Night crept in upon the world like the falling of a great curtain. All three, Johnny, Doris and Nieta had traveled far that day. They had been hot. Now they were cool. They had been excited. Now they were calm. They had been weary. Now their bodies were in repose.

Slowly a drowsiness crept over them. The slow patter—patter of rain on their roof, the low rush of wind through the palms whispered of sleep.

And why not? Just three winks. Here they were cosy and safe. The storm would end. Then they would wake to think of other things.

Perhaps they did not think it through in just this manner. Probably they did not think it through at all, but yielded to the call of slumber. However that may be, time found them all breathing softly and steadily in sleep. And still the rain pattered on their canvas roof.

Just how long they slept no one will ever know. It was Johnny who first awoke. He emerged from unreality to reality, from dream life to real life with something of a start.

In his dream he had once more followed the strange monkey with the band of gold and a diamond on his arm. The monkey climbed a great cocoanut palm. With quite as much ability, he followed after. Up—up—up, ten, twenty, thirty, forty feet he climbed until at last he was among the fronds, sitting on a clump of half-ripe cocoanuts.

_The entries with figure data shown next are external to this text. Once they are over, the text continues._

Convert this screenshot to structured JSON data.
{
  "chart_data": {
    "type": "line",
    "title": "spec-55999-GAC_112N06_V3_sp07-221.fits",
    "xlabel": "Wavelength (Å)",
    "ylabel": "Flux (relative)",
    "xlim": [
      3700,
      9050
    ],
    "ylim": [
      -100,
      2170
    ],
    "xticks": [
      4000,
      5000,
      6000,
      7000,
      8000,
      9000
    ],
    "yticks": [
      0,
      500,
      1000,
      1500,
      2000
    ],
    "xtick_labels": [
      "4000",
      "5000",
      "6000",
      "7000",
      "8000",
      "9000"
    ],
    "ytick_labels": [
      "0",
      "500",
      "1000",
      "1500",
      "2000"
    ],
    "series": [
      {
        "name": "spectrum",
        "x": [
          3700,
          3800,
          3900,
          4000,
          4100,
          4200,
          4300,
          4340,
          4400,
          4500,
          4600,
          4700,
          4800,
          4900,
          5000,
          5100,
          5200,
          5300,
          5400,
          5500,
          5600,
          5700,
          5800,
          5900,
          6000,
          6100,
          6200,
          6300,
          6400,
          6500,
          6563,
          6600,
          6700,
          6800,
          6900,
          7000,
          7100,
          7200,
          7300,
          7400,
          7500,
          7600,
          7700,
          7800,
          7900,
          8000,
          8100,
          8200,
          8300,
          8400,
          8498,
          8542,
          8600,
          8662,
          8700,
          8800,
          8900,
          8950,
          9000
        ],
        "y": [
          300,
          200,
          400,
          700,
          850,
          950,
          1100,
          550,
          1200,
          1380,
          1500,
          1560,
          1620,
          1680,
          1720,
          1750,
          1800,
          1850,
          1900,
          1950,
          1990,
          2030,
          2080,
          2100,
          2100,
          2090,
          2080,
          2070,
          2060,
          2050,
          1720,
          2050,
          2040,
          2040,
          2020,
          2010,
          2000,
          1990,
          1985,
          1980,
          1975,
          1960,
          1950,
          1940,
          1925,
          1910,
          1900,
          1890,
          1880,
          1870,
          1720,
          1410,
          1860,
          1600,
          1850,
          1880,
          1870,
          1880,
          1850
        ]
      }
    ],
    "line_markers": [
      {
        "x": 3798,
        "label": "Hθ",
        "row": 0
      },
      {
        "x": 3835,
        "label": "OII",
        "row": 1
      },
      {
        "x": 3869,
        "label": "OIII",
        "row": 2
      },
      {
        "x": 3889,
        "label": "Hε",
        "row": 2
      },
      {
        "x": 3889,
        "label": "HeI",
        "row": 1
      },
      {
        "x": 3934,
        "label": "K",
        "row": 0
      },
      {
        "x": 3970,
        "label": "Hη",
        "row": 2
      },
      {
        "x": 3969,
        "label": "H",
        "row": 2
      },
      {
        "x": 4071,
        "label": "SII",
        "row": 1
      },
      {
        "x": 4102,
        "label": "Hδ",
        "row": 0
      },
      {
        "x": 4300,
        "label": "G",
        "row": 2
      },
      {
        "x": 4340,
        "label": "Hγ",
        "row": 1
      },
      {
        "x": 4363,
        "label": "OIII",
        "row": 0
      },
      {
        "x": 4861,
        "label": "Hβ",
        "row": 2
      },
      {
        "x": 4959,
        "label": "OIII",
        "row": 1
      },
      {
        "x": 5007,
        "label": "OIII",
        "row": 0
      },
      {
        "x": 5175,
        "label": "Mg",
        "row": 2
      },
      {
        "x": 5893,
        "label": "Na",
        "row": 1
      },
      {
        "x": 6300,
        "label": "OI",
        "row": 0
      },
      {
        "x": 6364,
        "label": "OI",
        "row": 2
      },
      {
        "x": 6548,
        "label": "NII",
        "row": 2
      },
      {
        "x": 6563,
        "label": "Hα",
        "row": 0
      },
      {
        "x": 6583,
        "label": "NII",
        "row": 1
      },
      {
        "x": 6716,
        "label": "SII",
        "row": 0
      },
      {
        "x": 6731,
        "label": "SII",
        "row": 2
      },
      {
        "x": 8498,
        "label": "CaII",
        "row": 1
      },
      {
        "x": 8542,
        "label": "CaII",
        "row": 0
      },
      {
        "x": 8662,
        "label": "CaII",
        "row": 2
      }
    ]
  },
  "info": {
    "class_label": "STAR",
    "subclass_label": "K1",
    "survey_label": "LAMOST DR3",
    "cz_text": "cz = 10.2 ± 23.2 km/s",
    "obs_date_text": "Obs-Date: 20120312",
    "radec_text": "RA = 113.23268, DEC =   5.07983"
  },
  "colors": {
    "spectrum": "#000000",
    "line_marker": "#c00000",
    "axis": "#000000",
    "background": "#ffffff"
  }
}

But where was the monkey? He looked wildly about him and even as he looked a sudden burst of wind seized the great palm and set it swaying like an inverted pendulum, back and forth.

Still in the dream he threw out his hands—but found nothing to which he might cling. He tried to cry out but words stuck in his throat.

It was at this instant that he awoke. Awoke to what? A very dark little chamber at the prow of a sail-boat and silence.

No not quite silence. There was a strange rushing sound all about him, and in the distance an indistinct murmur of voices.